Ook een beroep op overmacht slaagt in deze zaak niet. De kantonrechter oordeelt dat de enkele betalingsonmacht vanwege de gedwongen sluiting geen beroep op overmacht rechtvaardigt. Volgens de kantonrechter zijn er vele situaties denkbaar waarbij de huurder een terugval heeft in inkomsten (waaronder arbeidsongeschiktheid) en dat deze inkomensterugval voor rekening van de huurder komt. De coronacrisis maakt dit niet anders.

De vergelijking met aangehaalde verantwoordelijkheid voor het aanvragen en behouden van vergunningen uit de toepasselijke algemene bepalingen komt mij vergezocht over. Het langlopende conflict over het onderhoud en de hoogte van de huurprijs is hier ongetwijfeld debet aan.

Lessen voor de praktijk:

- Een gedwongen sluiting vanwege een overheidsmaatregel is waarschijnlijk aan te merken als gebrek in de zin van artikel 7:204 lid 2 BW. Deze opvatting is eerder in de literatuur ontwikkeld en vindt steun in de parlementaire geschiedenis. In de uitspraken van 27 en 29 mei volgt de kantonrechter dit standpunt.

- Een gedwongen sluiting vanwege een overheidsmaatregel kan onder omstandigheden toch geen gebrek opleveren indien dit gebrek onder de gegeven omstandigheden is toe te rekenen aan de huurder. In de uitspraak van 3 juni volgt de kantonrechter dit standpunt.

- De gebrekenregeling is van regelend recht en partijen kunnen hier in de huurovereenkomst afwijkende afspraken over maken. Zo is het recht op huurprijsvermindering in het nieuwe ROZ model contractueel uitgesloten.
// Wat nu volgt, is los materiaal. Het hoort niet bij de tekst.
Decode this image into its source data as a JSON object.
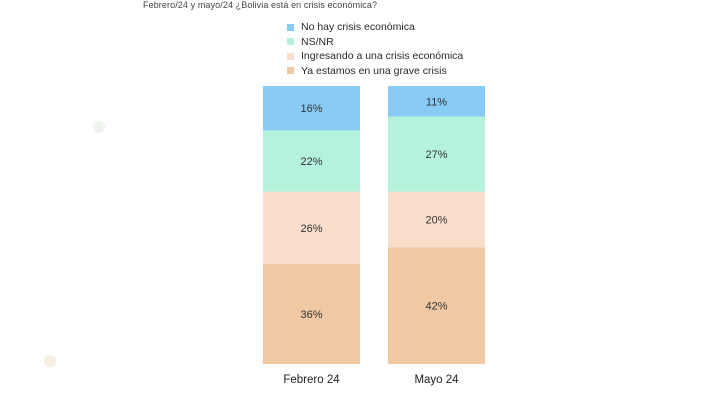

Het is daarom van belang om altijd de huurovereenkomst door te nemen om te beoordelen wat daarin staat verwoord.

- Met een beroep op de redelijkheid en billijkheid, in het bijzonder de onvoorziene omstandigheden, kunnen onder omstandigheden de afwijkende afspraken in huurovereenkomsten opzij worden gezet.

- Bij de beoordeling van het voorgaande is onder meer van belang: de maatschappelijke positie, de onderlinge verhoudingen van partijen, de aard en de ernst van de belangen (zoals de omvang van het verlies), hoe de financiële situatie was vóór de corona crisis en in hoeverre de verhuurder afhankelijk is van de huuropbrengst.